The sustainability side of OSH in 2017

Executive director - policy, IOSH

The January 2017 of IOSH Magazine features an extract from our recently published book, Health and Safety in a Changing World, which brings together the far-reaching five-year programme of research commissioned by IOSH.

Teams of researchers set about trying to lift the lid on a world of work which you, as a reader of this publication, are very much a part of.

The book provides a fresh and current perspective on OSH, recognising it has a rich and colourful history that has increasingly been shaped by public perception. For me, the research enabled us to explore how the OSH professional can confidently respond to these changing needs to shape the future. Adaptability, it seems, is key.

The book extract’s focus is on “workarounds” and how we as a profession can learn to become more flexible in incorporating new ideas offered by the modern-day worker.

Elsewhere, the findings were of a profession trying to manage transient and disparate workforces as well as some of the challenges the profession can face in supporting smaller businesses – proportionality has been a feature of the back end of 2016.

We have become accustomed to economic uncertainty, but Brexit, the US election and polls ahead of European elections in 2017 have brought political uncertainty to the fore in the minds of many, not least employers and investors.

We can look ahead to a year that will be focused on improving corporate governance

We can look ahead to a year, however, that will be focused on improving corporate governance – we are hopeful that ISO 45001 will finally be launched and there is an ever-increasing focus on transparency, reporting and modern slavery. 

More specifically for OSH professionals, there will be significant developments in thinking and practice on measuring OSH as part of an organisation’s sustainability agenda: the Global Reporting Initiative will scope the OSH elements of its new standards and there will be a workshop launching the results of new Harvard Law School research on use of human capital (including safety and health) metrics. 

I also look forward to the exciting advances in managing occupational health – the construction sector in the UK will continue to drive forward its positive agenda and the global campaigns for healthy work will collectively advance policy and practice. 

Governments too increasingly appreciate that occupational health is an issue for public health and, ultimately, national productivity. The World Congress in Singapore in September will be an opportunity for us to learn more on this.
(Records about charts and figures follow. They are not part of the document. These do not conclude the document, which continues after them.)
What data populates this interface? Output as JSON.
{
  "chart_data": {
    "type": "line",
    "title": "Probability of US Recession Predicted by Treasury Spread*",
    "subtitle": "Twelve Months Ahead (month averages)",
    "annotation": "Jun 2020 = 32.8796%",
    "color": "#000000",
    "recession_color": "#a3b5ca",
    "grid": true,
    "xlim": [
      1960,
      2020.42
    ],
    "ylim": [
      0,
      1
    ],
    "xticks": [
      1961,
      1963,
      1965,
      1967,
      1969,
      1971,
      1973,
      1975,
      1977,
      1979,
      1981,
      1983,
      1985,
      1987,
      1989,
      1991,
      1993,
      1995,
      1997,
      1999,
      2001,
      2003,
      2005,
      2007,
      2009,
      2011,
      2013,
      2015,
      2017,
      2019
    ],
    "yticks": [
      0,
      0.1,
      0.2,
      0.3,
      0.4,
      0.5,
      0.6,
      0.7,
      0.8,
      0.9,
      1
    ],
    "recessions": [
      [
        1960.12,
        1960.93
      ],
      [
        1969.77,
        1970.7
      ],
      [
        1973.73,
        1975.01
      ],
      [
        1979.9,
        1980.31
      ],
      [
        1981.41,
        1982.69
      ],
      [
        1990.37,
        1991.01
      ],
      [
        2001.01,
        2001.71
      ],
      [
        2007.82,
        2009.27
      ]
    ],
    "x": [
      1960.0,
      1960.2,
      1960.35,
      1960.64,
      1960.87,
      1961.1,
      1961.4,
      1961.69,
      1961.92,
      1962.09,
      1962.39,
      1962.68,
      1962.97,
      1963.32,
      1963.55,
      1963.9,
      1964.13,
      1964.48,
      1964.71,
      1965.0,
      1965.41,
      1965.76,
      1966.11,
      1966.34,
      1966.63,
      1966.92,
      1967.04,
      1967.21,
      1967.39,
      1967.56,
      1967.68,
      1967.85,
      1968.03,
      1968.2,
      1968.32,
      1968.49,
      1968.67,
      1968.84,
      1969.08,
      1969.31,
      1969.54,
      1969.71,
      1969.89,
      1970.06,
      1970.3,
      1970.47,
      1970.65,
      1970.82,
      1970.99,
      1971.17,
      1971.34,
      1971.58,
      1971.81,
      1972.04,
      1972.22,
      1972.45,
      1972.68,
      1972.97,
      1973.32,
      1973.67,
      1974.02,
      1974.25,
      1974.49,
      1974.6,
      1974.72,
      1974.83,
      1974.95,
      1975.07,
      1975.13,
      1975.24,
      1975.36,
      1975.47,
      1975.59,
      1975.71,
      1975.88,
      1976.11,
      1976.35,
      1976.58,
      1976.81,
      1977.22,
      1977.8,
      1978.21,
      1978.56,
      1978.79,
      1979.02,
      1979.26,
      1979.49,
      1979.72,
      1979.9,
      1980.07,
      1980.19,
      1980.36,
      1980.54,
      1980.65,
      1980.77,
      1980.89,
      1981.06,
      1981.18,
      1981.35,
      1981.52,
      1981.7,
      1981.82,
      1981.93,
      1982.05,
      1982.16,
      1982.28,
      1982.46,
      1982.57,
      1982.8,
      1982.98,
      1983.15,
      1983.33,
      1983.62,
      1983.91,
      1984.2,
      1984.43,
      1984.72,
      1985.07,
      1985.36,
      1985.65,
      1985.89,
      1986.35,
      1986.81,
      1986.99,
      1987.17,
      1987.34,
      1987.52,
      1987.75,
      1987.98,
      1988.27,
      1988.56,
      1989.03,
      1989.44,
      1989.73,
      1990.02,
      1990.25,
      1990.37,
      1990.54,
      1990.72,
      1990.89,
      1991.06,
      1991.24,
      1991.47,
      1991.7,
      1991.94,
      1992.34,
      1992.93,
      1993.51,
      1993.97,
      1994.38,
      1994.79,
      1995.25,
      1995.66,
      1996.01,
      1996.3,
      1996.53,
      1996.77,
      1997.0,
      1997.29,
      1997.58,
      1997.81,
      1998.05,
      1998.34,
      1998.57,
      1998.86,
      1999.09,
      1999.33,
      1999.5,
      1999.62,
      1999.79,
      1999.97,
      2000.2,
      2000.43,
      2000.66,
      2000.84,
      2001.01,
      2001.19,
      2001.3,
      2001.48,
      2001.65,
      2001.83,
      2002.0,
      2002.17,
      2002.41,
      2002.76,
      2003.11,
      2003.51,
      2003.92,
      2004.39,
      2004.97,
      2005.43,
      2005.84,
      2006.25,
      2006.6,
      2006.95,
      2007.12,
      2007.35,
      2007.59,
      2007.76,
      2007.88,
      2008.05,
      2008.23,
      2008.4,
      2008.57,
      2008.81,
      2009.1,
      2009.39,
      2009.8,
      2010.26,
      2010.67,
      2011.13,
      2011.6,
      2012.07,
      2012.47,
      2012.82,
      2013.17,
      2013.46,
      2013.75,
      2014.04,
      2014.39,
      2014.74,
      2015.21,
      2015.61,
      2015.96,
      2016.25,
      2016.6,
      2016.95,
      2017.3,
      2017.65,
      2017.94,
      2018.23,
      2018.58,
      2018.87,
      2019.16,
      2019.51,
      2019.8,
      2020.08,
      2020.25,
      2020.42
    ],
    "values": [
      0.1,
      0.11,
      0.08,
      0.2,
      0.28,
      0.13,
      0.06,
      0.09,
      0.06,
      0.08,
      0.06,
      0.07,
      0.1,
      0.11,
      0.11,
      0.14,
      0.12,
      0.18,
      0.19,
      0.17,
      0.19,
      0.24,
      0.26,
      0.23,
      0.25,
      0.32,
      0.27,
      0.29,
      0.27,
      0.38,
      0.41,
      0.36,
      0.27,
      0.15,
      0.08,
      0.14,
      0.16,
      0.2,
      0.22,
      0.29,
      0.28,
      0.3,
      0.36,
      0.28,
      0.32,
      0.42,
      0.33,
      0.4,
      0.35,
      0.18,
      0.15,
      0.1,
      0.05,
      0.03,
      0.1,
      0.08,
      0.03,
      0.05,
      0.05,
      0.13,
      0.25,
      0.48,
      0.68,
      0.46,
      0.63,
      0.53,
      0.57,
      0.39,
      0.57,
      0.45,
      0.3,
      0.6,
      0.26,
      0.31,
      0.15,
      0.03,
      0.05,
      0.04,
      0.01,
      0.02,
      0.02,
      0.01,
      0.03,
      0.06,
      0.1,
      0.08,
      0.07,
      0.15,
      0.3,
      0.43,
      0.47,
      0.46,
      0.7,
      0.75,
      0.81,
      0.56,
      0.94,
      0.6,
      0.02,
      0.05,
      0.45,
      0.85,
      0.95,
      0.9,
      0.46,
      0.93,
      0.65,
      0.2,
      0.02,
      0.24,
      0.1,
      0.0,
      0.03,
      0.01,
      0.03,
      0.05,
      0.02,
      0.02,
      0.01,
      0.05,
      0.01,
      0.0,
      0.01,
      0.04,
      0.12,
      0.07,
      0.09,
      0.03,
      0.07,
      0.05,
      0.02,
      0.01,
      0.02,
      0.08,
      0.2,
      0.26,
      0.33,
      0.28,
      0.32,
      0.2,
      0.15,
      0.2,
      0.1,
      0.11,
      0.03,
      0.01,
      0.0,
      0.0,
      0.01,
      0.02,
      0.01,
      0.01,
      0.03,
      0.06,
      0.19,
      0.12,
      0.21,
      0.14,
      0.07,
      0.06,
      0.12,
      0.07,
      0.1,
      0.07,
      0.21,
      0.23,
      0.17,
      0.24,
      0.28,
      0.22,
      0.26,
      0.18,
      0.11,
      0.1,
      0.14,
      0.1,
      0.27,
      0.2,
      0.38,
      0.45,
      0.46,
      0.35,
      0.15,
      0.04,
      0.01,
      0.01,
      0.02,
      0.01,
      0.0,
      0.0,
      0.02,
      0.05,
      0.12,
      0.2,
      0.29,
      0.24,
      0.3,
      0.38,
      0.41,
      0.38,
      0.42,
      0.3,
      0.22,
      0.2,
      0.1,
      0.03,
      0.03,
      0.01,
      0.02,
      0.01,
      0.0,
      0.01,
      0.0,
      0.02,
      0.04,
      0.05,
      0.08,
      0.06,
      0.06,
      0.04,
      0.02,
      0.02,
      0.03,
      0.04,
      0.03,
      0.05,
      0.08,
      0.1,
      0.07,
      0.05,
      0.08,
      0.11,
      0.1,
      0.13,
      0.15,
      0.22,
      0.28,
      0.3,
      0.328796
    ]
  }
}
So 2017 will not be a stand still year for any of us – it will be a year of economic, political and environmental uncertainty.

Our ability to flex and respond in a dynamic environment is crucial. In 2017, individuals who can offer risk-takers confidence and certainty will never have been more important. You have showed impressive commitment so far – more and more of you are using IOSH’s Blueprint as one of the tools to support you in providing that assurance to your organisations.

I hope you all have a great and fulfilling year ahead.


Shelley Frost is executive director - policy at IOSH. She was formerly head of sustainability at Aggregate Industries UK and has held a number of senior positions in the health and safety and sustainability arenas, from regulatory, policy and strategy to operational management.